1256118 - Make master restart script more tolerant of common error conditions

Reporter

Description

•

9 years ago

The weekly master restarts (bug 1057888) failed this weekend, because the tools repo at dev-master2:~coop/restart-masters/tools didn't have the removal of the Panda masters and hit Mar 12 15:02:12 dev-master2.bb.releng.use1.mozilla.com restart_masters.sh: 2016-03-12 15:02:12,746 - INFO - __main__ - Disabling buildbot-master102.bb.releng.scl3.mozilla.com in slavealloc. Mar 12 15:02:12 dev-master2.bb.releng.use1.mozilla.com restart_masters.sh: Traceback (most recent call last): Mar 12 15:02:12 dev-master2.bb.releng.use1.mozilla.com restart_masters.sh: File "./restart_masters.py", line 410, in <module> Mar 12 15:02:12 dev-master2.bb.releng.use1.mozilla.com restart_masters.sh: if disable_master(running_buckets[key]): Mar 12 15:02:12 dev-master2.bb.releng.use1.mozilla.com restart_masters.sh: File "./restart_masters.py", line 206, in disable_master Mar 12 15:02:12 dev-master2.bb.releng.use1.mozilla.com restart_masters.sh: disable_url = furl(slavealloc_api_url + "/" + str(master_ids[master['name']])) Mar 12 15:02:12 dev-master2.bb.releng.use1.mozilla.com restart_masters.sh: KeyError: 'bm102-tests1-panda' At this point it had disabled 9 other masters, which duly stopped gracefully but didn't start up again (the script had exited on the error). There are nagios alerts about '0 processes with command name buildbot) and sns alerts about stale lockconfigs. The masters affected are buildbot-master79.bb.releng.usw2.mozilla.com buildbot-master86.bb.releng.scl3.mozilla.com buildbot-master87.bb.releng.scl3.mozilla.com buildbot-master94.bb.releng.use1.mozilla.com buildbot-master105.bb.releng.scl3.mozilla.com buildbot-master108.bb.releng.scl3.mozilla.com buildbot-master124.bb.releng.use1.mozilla.com buildbot-master125.bb.releng.usw2.mozilla.com buildbot-master127.bb.releng.scl3.mozilla.com

Nick Thomas [:nthomas] (UTC+12)

Reporter

Comment 1

•

9 years ago

It looks like there are local mods to tools/buildfarm/maintenance/restart_masters.py, and updating it is commented out in the script (dev-master2:~coop/bin/restart_masters.sh), so I'm going to leave that for coop to assess. I did restart the masters with this (although obviously all the other ones are a week-old still): ssh <master> cd /builds/buildbot/*1* && pwd && rm -v reconfig.lock && make update checkconfig start || tail -F master/twistd.log | grep configuration Plus re-enable in slavealloc.

Assignee: nobody → coop

Kim Moir [:kmoir] ET

Comment 2

•

9 years ago

There is a patch to remove the panda/foopy code in tools in bug 1186617

Chris Cooper [:coop] (he/him)

Comment 3

•

9 years ago

(In reply to Nick Thomas [:nthomas] from comment #1) > It looks like there are local mods to > tools/buildfarm/maintenance/restart_masters.py, and updating it is commented > out in the script (dev-master2:~coop/bin/restart_masters.sh), so I'm going > to leave that for coop to assess. I did restart the masters with this > (although obviously all the other ones are a week-old still): Mea culpa. I was testing some changes for bug 1249356 (ironically by using the panda masters) and forgot to remove the code before the weekend. I'll get the patch reviewed/landed this week.
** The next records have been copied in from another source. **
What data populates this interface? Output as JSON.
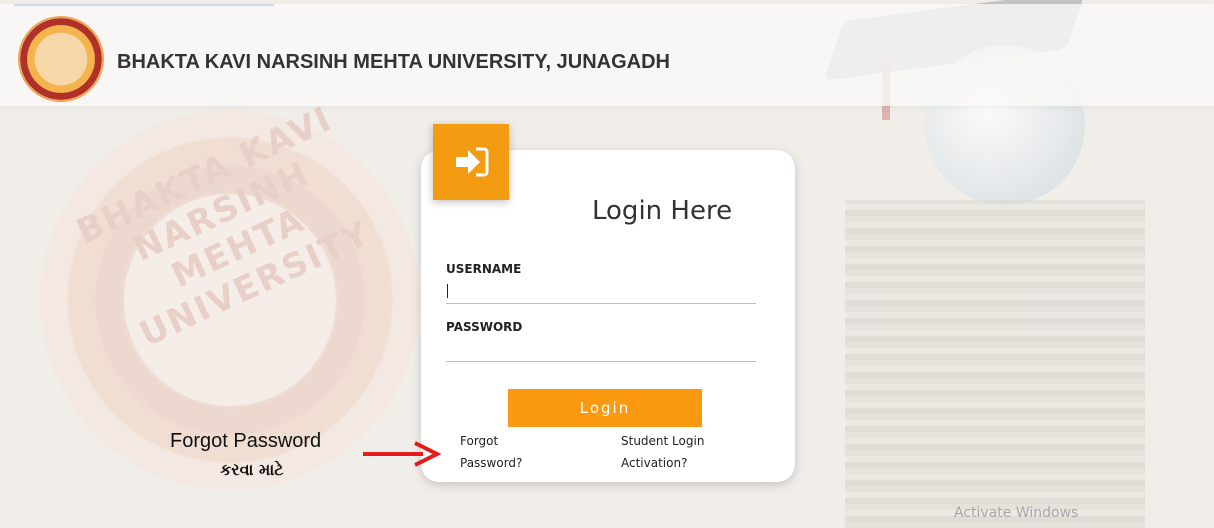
{
  "header": {
    "university_name": "BHAKTA KAVI NARSINH MEHTA UNIVERSITY, JUNAGADH"
  },
  "background": {
    "seal_text": "BHAKTA KAVI NARSINH MEHTA UNIVERSITY"
  },
  "login_card": {
    "title": "Login Here",
    "username_label": "USERNAME",
    "username_value": "",
    "password_label": "PASSWORD",
    "password_value": "",
    "login_button": "Login",
    "forgot_password_line1": "Forgot",
    "forgot_password_line2": "Password?",
    "student_activation_line1": "Student Login",
    "student_activation_line2": "Activation?"
  },
  "annotation": {
    "line1": "Forgot Password",
    "line2": "કરવા માટે",
    "arrow_color": "#e31b1b"
  },
  "watermark": "Activate Windows",
  "colors": {
    "accent": "#fb9a10",
    "badge": "#f39c12"
  },
  "icons": {
    "login_badge": "sign-in-icon"
  }
}
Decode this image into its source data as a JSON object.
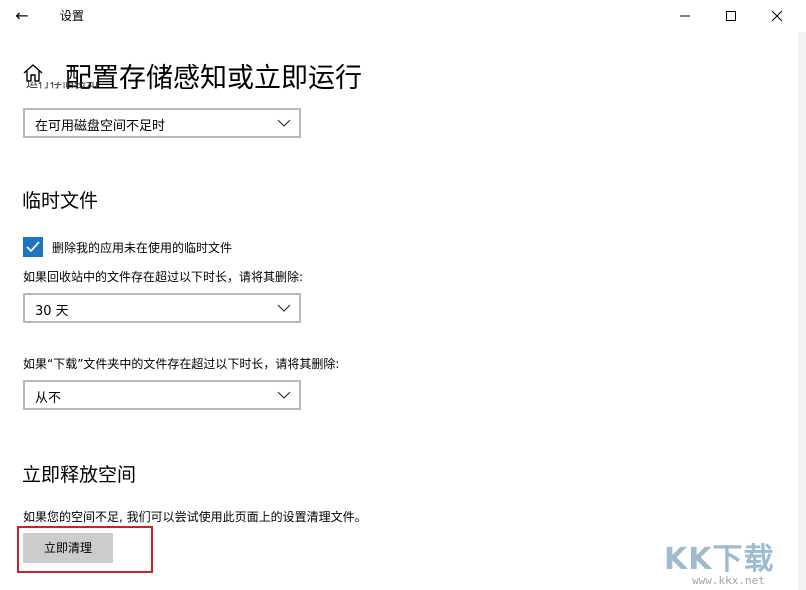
{
  "window": {
    "title": "设置",
    "back_glyph": "←"
  },
  "page": {
    "title": "配置存储感知或立即运行",
    "cutoff_label": "运行存储感知"
  },
  "storage_sense": {
    "run_dropdown_value": "在可用磁盘空间不足时"
  },
  "temp_files": {
    "section_title": "临时文件",
    "checkbox_label": "删除我的应用未在使用的临时文件",
    "checkbox_checked": true,
    "recycle_bin_label": "如果回收站中的文件存在超过以下时长，请将其删除:",
    "recycle_bin_value": "30 天",
    "downloads_label": "如果“下载”文件夹中的文件存在超过以下时长，请将其删除:",
    "downloads_value": "从不"
  },
  "free_space": {
    "section_title": "立即释放空间",
    "description": "如果您的空间不足, 我们可以尝试使用此页面上的设置清理文件。",
    "clean_button_label": "立即清理"
  },
  "watermark": {
    "logo": "KK下载",
    "url": "www.kkx.net"
  },
  "colors": {
    "accent": "#1b74c4",
    "highlight": "#c8232c",
    "button_bg": "#cccccc"
  }
}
Wes Kocher (:KWierso) (Not reading bugmail; email directly if needed)

Comment 4

•

9 years ago

Alerts are alerting again today. How's that patch coming?

Flags: needinfo?(coop)

Wes Kocher (:KWierso) (Not reading bugmail; email directly if needed)

Comment 5

•

9 years ago

(In reply to Wes Kocher (:KWierso) from comment #4) > Alerts are alerting again today. How's that patch coming? Only master I'm seeing alerting is http://buildbot-master116.bb.releng.usw2.mozilla.com/

Nick Thomas [:nthomas] (UTC+12)

Reporter

Comment 6

•

9 years ago

From a very quick look in papertrail it looks like bm116 shut down in just a few seconds, confusing the script. Started it back up again, cleared the reconfig.lock, and re-enabled in slavealloc. Ran nicely for everything else \o/

Chris Cooper [:coop] (he/him)

Comment 7

•

9 years ago

(In reply to Wes Kocher (:KWierso) from comment #4) > Alerts are alerting again today. How's that patch coming? Some of the logging changes already went in, which is why Nick could see what he did in papertrail in comment #6. I can revisit the script logic itself and try to add some resiliency. One change I could make would be to track the pid of the existing master process to better determine when we've restarted. I could also modify the hourly reconfig check to restart the master if it's supposed to be running and isn't.

Flags: needinfo?(coop)

Chris Cooper [:coop] (he/him)

Updated

•

9 years ago

Summary: Master restart failures March 13th → Make master restart script more tolerant of common error conditions

Nick Thomas [:nthomas] (UTC+12)

Reporter

Updated

•

9 years ago

Comment 8

•

9 years ago

13 masters were found disabled in slavealloc today, causing buildbot master lag alerts by loading up the remaining masters in each pool.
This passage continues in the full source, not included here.